Les créateurs passent des années à se former pour pouvoir exercer leur art et puis, un jour, cette formation devient un formatage qui finit par scléroser la création elle-même. Constatant ce processus immuable, la chorégraphe Line Nault et ses acolytes ont décidé de prendre les moyens pour réinventer l'absolu. Tout un pari.

Des moyens, donc, pour changer la donne, et pas les moindres: «Ma formation en somatique m'a appris que tout est dans le corps. Le corps garde toute la mémoire sensorimotrice de nos acquis et de notre savoir. Dès qu'on se met à bouger, il restitue ce que des années de pratique et de discipline lui ont fait emmagasiner. Dans ce projet, mon but était de chercher le mouvement libre de tout, l'absolu, à partir d'une réorganisation et une redirection des savoirs acquis.»

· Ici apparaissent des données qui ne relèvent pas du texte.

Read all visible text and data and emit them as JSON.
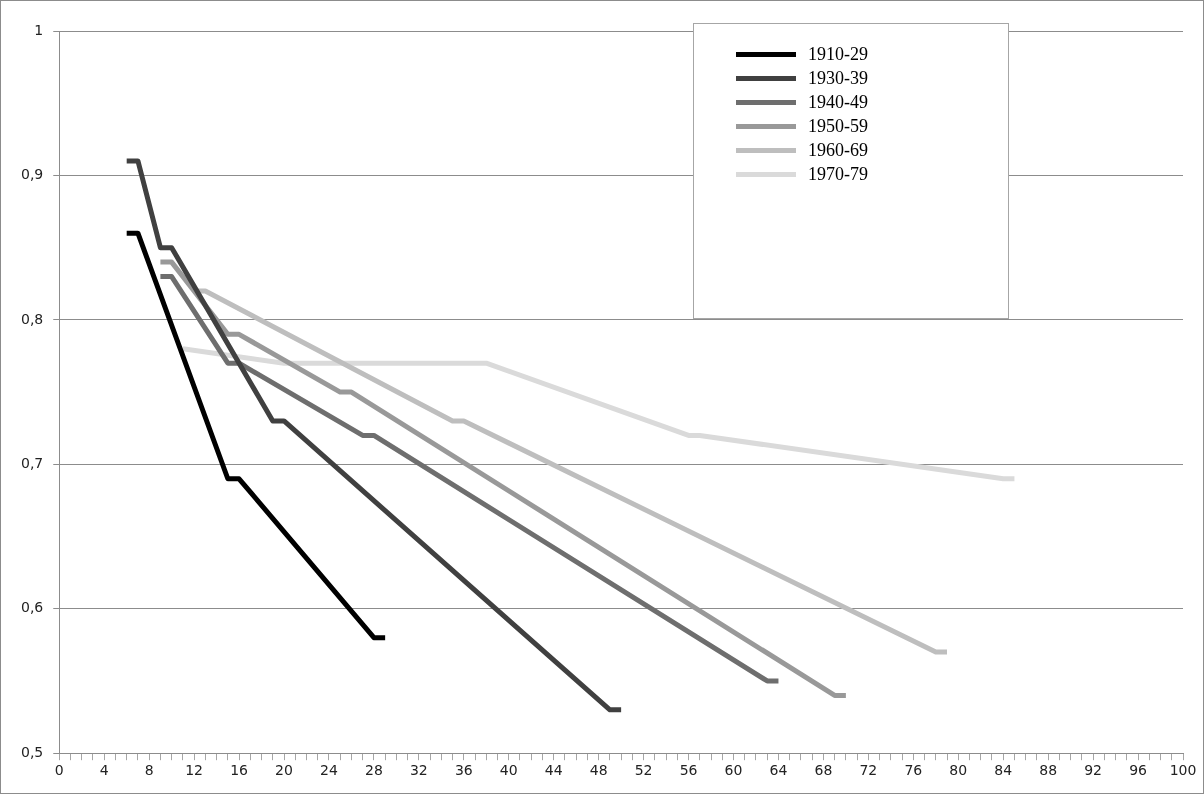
{
  "chart_data": {
    "type": "line",
    "xlim": [
      0,
      100
    ],
    "ylim": [
      0.5,
      1
    ],
    "xticks": [
      0,
      {
        "value": 1,
        "label": null
      },
      {
        "value": 2,
        "label": null
      },
      {
        "value": 3,
        "label": null
      },
      4,
      {
        "value": 5,
        "label": null
      },
      {
        "value": 6,
        "label": null
      },
      {
        "value": 7,
        "label": null
      },
      8,
      {
        "value": 9,
        "label": null
      },
      {
        "value": 10,
        "label": null
      },
      {
        "value": 11,
        "label": null
      },
      12,
      {
        "value": 13,
        "label": null
      },
      {
        "value": 14,
        "label": null
      },
      {
        "value": 15,
        "label": null
      },
      16,
      {
        "value": 17,
        "label": null
      },
      {
        "value": 18,
        "label": null
      },
      {
        "value": 19,
        "label": null
      },
      20,
      {
        "value": 21,
        "label": null
      },
      {
        "value": 22,
        "label": null
      },
      {
        "value": 23,
        "label": null
      },
      24,
      {
        "value": 25,
        "label": null
      },
      {
        "value": 26,
        "label": null
      },
      {
        "value": 27,
        "label": null
      },
      28,
      {
        "value": 29,
        "label": null
      },
      {
        "value": 30,
        "label": null
      },
      {
        "value": 31,
        "label": null
      },
      32,
      {
        "value": 33,
        "label": null
      },
      {
        "value": 34,
        "label": null
      },
      {
        "value": 35,
        "label": null
      },
      36,
      {
        "value": 37,
        "label": null
      },
      {
        "value": 38,
        "label": null
      },
      {
        "value": 39,
        "label": null
      },
      40,
      {
        "value": 41,
        "label": null
      },
      {
        "value": 42,
        "label": null
      },
      {
        "value": 43,
        "label": null
      },
      44,
      {
        "value": 45,
        "label": null
      },
      {
        "value": 46,
        "label": null
      },
      {
        "value": 47,
        "label": null
      },
      48,
      {
        "value": 49,
        "label": null
      },
      {
        "value": 50,
        "label": null
      },
      {
        "value": 51,
        "label": null
      },
      52,
      {
        "value": 53,
        "label": null
      },
      {
        "value": 54,
        "label": null
      },
      {
        "value": 55,
        "label": null
      },
      56,
      {
        "value": 57,
        "label": null
      },
      {
        "value": 58,
        "label": null
      },
      {
        "value": 59,
        "label": null
      },
      60,
      {
        "value": 61,
        "label": null
      },
      {
        "value": 62,
        "label": null
      },
      {
        "value": 63,
        "label": null
      },
      64,
      {
        "value": 65,
        "label": null
      },
      {
        "value": 66,
        "label": null
      },
      {
        "value": 67,
        "label": null
      },
      68,
      {
        "value": 69,
        "label": null
      },
      {
        "value": 70,
        "label": null
      },
      {
        "value": 71,
        "label": null
      },
      72,
      {
        "value": 73,
        "label": null
      },
      {
        "value": 74,
        "label": null
      },
      {
        "value": 75,
        "label": null
      },
      76,
      {
        "value": 77,
        "label": null
      },
      {
        "value": 78,
        "label": null
      },
      {
        "value": 79,
        "label": null
      },
      80,
      {
        "value": 81,
        "label": null
      },
      {
        "value": 82,
        "label": null
      },
      {
        "value": 83,
        "label": null
      },
      84,
      {
        "value": 85,
        "label": null
      },
      {
        "value": 86,
        "label": null
      },
      {
        "value": 87,
        "label": null
      },
      88,
      {
        "value": 89,
        "label": null
      },
      {
        "value": 90,
        "label": null
      },
      {
        "value": 91,
        "label": null
      },
      92,
      {
        "value": 93,
        "label": null
      },
      {
        "value": 94,
        "label": null
      },
      {
        "value": 95,
        "label": null
      },
      96,
      {
        "value": 97,
        "label": null
      },
      {
        "value": 98,
        "label": null
      },
      {
        "value": 99,
        "label": null
      },
      100
    ],
    "yticks": [
      {
        "value": 0.5,
        "label": "0,5"
      },
      {
        "value": 0.6,
        "label": "0,6"
      },
      {
        "value": 0.7,
        "label": "0,7"
      },
      {
        "value": 0.8,
        "label": "0,8"
      },
      {
        "value": 0.9,
        "label": "0,9"
      },
      1
    ],
    "grid": "y",
    "legend": "top right",
    "marker": "none",
    "line_style": "solid",
    "series": [
      {
        "name": "1910-29",
        "color": "#000000",
        "x": [
          6,
          7,
          15,
          16,
          28,
          29
        ],
        "values": [
          0.86,
          0.86,
          0.69,
          0.69,
          0.58,
          0.58
        ]
      },
      {
        "name": "1930-39",
        "color": "#404040",
        "x": [
          6,
          7,
          9,
          10,
          19,
          20,
          49,
          50
        ],
        "values": [
          0.91,
          0.91,
          0.85,
          0.85,
          0.73,
          0.73,
          0.53,
          0.53
        ]
      },
      {
        "name": "1940-49",
        "color": "#6e6e6e",
        "x": [
          9,
          10,
          15,
          16,
          27,
          28,
          63,
          64
        ],
        "values": [
          0.83,
          0.83,
          0.77,
          0.77,
          0.72,
          0.72,
          0.55,
          0.55
        ]
      },
      {
        "name": "1950-59",
        "color": "#999999",
        "x": [
          9,
          10,
          15,
          16,
          25,
          26,
          69,
          70
        ],
        "values": [
          0.84,
          0.84,
          0.79,
          0.79,
          0.75,
          0.75,
          0.54,
          0.54
        ]
      },
      {
        "name": "1960-69",
        "color": "#bebebe",
        "x": [
          12,
          13,
          35,
          36,
          78,
          79
        ],
        "values": [
          0.82,
          0.82,
          0.73,
          0.73,
          0.57,
          0.57
        ]
      },
      {
        "name": "1970-79",
        "color": "#dadada",
        "x": [
          11,
          20,
          38,
          56,
          57,
          84,
          85
        ],
        "values": [
          0.78,
          0.77,
          0.77,
          0.72,
          0.72,
          0.69,
          0.69
        ]
      }
    ]
  }
}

Conceptrice et directrice du projet en plus d'en être l'une des interprètes, elle a fait de La problématique de l'erreur une trilogie dont elle présente à Tangente le premier volet baptisé À partir d'un tronc commun. C'est un jeu de mots parce qu'il s'agit à la fois d'un travail sur le tronc du corps, la danse étant concentrée sur la partie haute, de la taille aux épaules, mais aussi parce que ses acolytes et elle partagent un tronc commun, c'est-à-dire des bases communes: une vision de l'utilisation de la technologie et de l'image en danse, une nouvelle vision et utilisation du piano, et une interface commune, centrale et essentielle dans le processus: Golden, un logiciel de génie créé pour la pièce par un informaticien non moins génial, Alexandre Burton, celui-là même qui travaille avec un autre chorégraphe-interprète qui crée à l'aide des nouvelles technologies, Stéphane Gladyszewski.

«Avec Alexandre (Burton), nous avons créé ce logiciel en prévoyant sept situations, dont cinq différentes. À partir de cette interface commune et selon l'interaction que nous avons sur nos créations respectives, tout bouge en direct sur scène. Ainsi, chacun des trois interprètes altère les créations des deux autres pour former une chorégraphie nouvelle, commune et inédite, qui change à chaque représentation puisque tout se fait en temps réel.»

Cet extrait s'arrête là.